Secara ritmis, puisi ini memanfaatkan jeda alami dengan penempatan kata dan ruang kosong di setiap bait. Pemisahan kata “Sontoloyo!” dalam satu baris menciptakan jeda dramatis, memperkuat dampak emosionalnya.
Seruan ini bisa diartikan sebagai bentuk kecaman yang ditujukan langsung kepada pihak yang dikritik. Sementara itu, ruang kosong sebelum “Rezim Sontoloyo!” memperkuat efek akhir puisi, memberikan kesan penutup yang tajam.

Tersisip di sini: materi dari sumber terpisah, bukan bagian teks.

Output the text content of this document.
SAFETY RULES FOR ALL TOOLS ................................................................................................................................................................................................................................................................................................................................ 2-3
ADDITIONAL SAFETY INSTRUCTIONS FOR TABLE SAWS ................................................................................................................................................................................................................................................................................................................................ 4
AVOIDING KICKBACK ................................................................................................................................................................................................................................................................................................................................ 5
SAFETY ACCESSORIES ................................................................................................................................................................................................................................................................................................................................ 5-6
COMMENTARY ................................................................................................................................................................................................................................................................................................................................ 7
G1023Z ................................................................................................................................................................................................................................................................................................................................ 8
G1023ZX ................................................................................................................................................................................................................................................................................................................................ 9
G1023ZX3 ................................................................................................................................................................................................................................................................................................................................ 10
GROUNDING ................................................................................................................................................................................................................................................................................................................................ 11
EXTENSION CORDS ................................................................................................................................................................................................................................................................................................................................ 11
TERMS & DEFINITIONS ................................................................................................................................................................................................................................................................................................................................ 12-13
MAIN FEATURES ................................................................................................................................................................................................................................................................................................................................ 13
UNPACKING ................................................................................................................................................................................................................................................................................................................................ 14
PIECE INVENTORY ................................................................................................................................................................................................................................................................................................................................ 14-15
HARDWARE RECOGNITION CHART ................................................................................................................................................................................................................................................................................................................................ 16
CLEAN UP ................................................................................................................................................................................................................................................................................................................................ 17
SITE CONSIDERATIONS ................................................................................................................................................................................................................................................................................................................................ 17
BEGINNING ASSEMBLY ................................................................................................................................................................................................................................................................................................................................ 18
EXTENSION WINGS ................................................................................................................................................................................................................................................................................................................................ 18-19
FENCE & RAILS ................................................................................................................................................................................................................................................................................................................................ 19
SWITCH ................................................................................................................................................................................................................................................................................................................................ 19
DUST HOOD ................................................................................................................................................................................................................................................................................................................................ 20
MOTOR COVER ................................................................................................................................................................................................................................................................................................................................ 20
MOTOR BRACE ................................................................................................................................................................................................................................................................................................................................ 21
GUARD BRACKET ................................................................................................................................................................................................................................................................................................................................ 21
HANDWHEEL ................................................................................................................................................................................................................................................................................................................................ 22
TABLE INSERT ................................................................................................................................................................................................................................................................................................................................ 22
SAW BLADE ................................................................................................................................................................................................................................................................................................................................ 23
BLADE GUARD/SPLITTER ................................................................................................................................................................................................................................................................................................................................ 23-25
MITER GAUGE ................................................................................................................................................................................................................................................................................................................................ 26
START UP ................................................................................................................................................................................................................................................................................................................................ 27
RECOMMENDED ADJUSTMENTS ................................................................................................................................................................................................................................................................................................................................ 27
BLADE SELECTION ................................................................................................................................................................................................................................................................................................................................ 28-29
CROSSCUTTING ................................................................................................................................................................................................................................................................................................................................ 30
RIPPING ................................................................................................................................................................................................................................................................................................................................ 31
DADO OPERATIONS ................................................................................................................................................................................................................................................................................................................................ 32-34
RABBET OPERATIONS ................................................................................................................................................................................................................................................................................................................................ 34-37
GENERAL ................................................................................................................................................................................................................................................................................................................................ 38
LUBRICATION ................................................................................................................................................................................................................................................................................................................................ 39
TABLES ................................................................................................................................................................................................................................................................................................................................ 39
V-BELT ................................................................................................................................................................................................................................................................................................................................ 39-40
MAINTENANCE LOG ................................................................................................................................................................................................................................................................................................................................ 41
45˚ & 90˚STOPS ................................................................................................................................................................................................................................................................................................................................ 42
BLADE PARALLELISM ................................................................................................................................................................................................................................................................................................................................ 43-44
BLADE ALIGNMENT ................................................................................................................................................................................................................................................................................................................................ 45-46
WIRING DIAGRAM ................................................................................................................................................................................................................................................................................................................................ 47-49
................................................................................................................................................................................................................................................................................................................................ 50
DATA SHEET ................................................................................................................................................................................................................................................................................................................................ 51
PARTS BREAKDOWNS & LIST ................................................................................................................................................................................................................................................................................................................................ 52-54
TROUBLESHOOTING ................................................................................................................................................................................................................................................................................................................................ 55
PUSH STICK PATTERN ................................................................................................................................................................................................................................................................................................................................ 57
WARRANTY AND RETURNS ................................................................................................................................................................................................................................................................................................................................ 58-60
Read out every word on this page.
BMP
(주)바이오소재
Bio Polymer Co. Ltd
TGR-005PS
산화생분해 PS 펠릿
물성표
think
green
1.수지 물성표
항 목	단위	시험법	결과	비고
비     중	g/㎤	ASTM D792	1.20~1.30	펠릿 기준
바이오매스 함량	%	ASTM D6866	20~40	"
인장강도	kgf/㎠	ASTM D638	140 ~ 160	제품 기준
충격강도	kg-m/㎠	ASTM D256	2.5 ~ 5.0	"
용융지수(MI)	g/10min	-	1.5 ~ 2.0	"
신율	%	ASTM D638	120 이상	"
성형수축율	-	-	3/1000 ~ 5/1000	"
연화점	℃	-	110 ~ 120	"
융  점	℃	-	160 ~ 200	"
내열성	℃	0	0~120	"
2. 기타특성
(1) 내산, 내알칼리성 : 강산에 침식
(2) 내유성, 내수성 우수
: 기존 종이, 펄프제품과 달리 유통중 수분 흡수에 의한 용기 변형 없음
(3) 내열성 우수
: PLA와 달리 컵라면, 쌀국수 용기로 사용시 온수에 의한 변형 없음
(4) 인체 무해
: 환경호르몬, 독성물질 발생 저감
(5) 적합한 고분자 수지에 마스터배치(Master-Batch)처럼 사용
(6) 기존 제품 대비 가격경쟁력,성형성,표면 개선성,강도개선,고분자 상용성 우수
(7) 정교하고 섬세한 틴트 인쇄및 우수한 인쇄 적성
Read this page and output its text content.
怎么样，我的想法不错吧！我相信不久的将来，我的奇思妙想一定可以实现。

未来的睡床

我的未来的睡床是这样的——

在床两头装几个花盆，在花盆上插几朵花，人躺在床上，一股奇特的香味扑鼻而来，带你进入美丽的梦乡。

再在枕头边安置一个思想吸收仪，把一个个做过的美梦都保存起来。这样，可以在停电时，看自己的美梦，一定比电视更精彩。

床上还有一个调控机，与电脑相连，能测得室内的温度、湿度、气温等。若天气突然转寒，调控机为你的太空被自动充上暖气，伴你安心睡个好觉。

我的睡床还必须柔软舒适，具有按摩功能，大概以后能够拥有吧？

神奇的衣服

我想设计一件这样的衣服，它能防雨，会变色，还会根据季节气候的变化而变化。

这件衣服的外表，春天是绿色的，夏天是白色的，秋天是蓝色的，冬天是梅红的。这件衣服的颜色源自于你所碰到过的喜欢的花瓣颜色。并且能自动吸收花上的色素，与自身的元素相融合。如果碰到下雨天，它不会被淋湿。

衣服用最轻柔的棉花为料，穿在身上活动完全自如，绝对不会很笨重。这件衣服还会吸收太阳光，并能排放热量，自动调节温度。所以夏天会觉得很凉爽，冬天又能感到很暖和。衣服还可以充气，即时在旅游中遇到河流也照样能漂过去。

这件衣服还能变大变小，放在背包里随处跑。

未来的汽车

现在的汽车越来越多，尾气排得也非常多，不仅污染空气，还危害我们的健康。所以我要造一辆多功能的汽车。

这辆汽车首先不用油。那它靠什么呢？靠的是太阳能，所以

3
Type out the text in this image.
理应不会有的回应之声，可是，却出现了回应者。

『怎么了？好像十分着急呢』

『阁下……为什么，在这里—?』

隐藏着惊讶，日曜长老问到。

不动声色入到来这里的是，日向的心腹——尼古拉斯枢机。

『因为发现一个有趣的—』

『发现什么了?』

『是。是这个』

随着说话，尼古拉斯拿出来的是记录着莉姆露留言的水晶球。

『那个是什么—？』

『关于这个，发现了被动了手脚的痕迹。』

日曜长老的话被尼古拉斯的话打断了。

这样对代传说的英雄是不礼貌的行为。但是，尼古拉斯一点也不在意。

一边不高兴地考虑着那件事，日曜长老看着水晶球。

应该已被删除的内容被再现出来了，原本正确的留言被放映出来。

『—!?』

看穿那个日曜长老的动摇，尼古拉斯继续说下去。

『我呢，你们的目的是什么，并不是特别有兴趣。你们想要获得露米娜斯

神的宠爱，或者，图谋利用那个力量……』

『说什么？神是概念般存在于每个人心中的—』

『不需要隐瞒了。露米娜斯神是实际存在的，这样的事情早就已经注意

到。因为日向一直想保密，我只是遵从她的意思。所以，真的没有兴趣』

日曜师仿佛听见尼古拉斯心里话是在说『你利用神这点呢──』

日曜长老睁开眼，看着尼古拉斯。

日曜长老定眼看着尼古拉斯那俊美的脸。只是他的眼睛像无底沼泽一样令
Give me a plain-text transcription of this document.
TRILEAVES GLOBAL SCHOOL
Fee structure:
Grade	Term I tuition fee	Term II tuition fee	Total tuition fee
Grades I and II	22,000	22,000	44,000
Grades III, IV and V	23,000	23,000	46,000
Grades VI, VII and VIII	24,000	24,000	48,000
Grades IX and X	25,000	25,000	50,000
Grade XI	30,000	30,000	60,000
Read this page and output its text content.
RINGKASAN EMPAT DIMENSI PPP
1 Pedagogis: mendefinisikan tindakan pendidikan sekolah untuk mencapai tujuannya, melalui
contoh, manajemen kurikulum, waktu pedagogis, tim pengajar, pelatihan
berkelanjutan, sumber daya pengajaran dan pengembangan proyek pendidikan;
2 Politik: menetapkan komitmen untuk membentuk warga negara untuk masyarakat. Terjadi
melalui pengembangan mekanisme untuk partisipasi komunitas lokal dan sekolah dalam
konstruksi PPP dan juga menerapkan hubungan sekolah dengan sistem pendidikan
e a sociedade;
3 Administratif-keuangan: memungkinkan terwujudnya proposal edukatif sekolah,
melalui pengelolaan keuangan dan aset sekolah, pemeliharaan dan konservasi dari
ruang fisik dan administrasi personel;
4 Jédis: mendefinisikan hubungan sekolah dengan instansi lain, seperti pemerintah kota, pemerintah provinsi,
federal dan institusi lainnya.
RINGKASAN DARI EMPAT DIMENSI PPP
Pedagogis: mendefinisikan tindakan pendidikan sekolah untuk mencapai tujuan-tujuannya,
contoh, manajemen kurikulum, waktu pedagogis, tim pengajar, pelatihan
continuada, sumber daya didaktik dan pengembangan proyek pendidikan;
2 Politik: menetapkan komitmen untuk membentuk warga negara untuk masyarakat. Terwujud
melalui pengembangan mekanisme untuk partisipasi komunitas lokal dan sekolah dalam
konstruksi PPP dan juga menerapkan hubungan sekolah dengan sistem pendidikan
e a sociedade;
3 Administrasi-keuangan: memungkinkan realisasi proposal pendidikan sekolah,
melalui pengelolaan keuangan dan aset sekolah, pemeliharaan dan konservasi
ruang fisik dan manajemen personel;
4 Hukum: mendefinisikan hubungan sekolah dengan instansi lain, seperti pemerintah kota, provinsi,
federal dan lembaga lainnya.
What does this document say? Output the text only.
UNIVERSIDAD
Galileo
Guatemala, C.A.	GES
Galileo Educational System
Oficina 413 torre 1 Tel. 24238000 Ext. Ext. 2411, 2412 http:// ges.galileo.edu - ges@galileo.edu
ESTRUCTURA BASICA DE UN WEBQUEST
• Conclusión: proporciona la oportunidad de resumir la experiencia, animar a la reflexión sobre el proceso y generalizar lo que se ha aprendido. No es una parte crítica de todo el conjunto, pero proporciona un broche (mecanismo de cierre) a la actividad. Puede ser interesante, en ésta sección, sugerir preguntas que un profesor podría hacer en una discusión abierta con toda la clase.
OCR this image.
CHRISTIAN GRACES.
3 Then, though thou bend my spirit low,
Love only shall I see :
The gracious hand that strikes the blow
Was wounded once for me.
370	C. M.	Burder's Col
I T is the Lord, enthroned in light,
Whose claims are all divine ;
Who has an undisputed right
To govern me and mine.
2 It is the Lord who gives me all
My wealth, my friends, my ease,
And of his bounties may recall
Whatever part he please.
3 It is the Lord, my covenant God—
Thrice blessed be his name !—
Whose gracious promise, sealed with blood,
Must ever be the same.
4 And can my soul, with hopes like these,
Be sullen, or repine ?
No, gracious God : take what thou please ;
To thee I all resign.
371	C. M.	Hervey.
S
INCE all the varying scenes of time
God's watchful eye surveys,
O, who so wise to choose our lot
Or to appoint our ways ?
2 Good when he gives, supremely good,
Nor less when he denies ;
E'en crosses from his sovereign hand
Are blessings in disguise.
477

Dari segi diksi, puisi ini menggunakan bahasa yang lugas dan blak-blakan, dengan nada emosional yang kuat, satir, dan sarkastik.
Kata “Sontoloyo” berulang sebagai seruan khas dalam bahasa Indonesia yang bermakna negatif, sering digunakan untuk menyampaikan kekesalan atau ejekan. Kata ini memberikan efek kejutan, memperkuat nada marah, sekaligus menegaskan kritik dalam puisi.
Bait terakhir, “Rezim Sontoloyo!”, semakin memperjelas kritik terhadap pemerintahan, seolah menyasar langsung pada rezim yang dianggap gagal.
Kondisi sosial, ekonomi, dan politik dalam puisi ini ditampilkan melalui diksi seperti “meroket“, “nyungsep“, “melimpah“, “impor“, “utang numpuk“, “rupiah anjlok“, dan “harga–harga naik“.
Kata-kata ini menggambarkan ketimpangan dan kontradiksi dalam kebijakan pemerintah—pertumbuhan ekonomi yang diklaim baik, tetapi justru menyebabkan kesulitan bagi rakyat.
Kritik ini bisa diartikan sebagai ketidakpuasan terhadap kebijakan negara atau sekadar potret kondisi rakyat yang menderita akibat keputusan pemerintah.
Puisi ini juga memanfaatkan makna denotatif dan konotatif dalam pilihan katanya, misalnya:
“Sontoloyo” secara denotatif berarti bodoh atau tidak masuk akal, sementara secara konotatif adalah makian terhadap kebijakan pemerintah yang dianggap gagal.
“Ekonomi meroket” secara denotatif berarti ekonomi tumbuh pesat, tetapi secara konotatif menyindir propaganda pemerintah yang tidak sesuai kenyataan.
“Nyungsep meleset” secara denotatif berarti jatuh atau gagal, sedangkan secara konotatif merujuk pada krisis ekonomi yang ditutupi oleh pemerintah.
“Impor tidak bisa dicegah” secara denotatif berarti barang luar negeri masuk tanpa kontrol, sementara secara konotatif mengkritik ketergantungan ekonomi terhadap negara lain.
“Utang numpuk bertambah” secara denotatif berarti jumlah utang meningkat, tetapi secara konotatif menunjukkan kegagalan pemerintah dalam mengelola keuangan negara.